Annie’s waiting for me in my room.

“Hi,” I say.

She hands me a little slip of paper. I read the note:
I believe in you.

I spin from the shoulders up. “Thank you.”

I think.

My nausea claims get me out of exercise period, but they still drag me out of bed for art and dinner. All I want to do is sleep. The psychiatrist lets me out of our session early so I can rest, and I crash until Mackenzie comes in to check my vitals.
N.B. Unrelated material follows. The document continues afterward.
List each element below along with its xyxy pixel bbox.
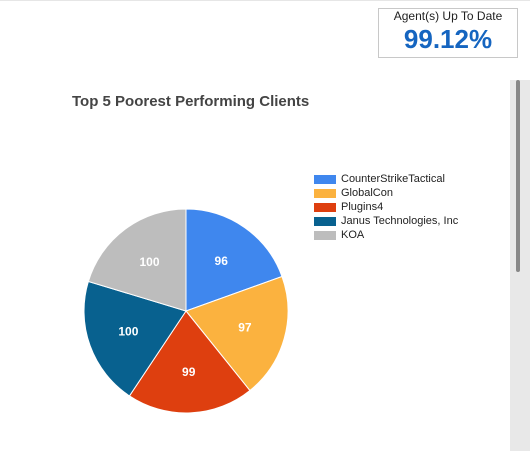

“You’re the talk of the nurse’s station,” she says.

“Seriously?”

“Yep. Everyone’s gossiping about your little mission.”

“It’s not a mission,” I slur, my head in my pillow. “Just a few broken bones.”

“Are they hurting you?”

I hold up the hand. “Just this one.”

“Want anything for it?”

I shake my head.

My blood pressure’s low, and I’m staring to wonder if it has anything to do with my stomachache and headache and overwhelming dizziness.

“You’re not feeling well,” she says. “Do you want a nurse?”

“I just want to sleep.”

And I do, and then I wake up to the welcome home party for Leah. I stumble out of my bed into the common room, barefoot, scrubbing my eyes with my pulsating hand.

“Jonah!” Leah throws her broken and unbroken arms around my neck. “Look!” she shows me the cast, the marks where Tyler and Stephen and Belle and Annie have already signed their names.

I sway and they pull me onto the carpet.

“I feel so much better,” she says.

I say, “The point isn’t to
feel
better.”

“But I do.” She flexes her good arm. “I feel . . . stronger. Don’t you guys? I did it for you guys.”

Everyone nods.

Leah’s smile grows. Her mouth is too big and she’s all lit from inside. She looks like a jack-o’-lantern.

“Not feeling well,” I mumble.

“Oh, Jonah.” Leah collects me from the floor and steers me down the hall to my room. The hallway stretches in front of me like a tendon. “You’ll be okay,” she says. “It’s just been a while since you’ve broken anything, yeah? Feeling a little withdrawn?”

“Don’t need to break anymore.”

“Shh. It’s okay.”

I sleep like a tiger and then someone’s hands are on my shoulders, and I just want them to leave me alone. I don’t want to think about this. I’m so sick of thinking.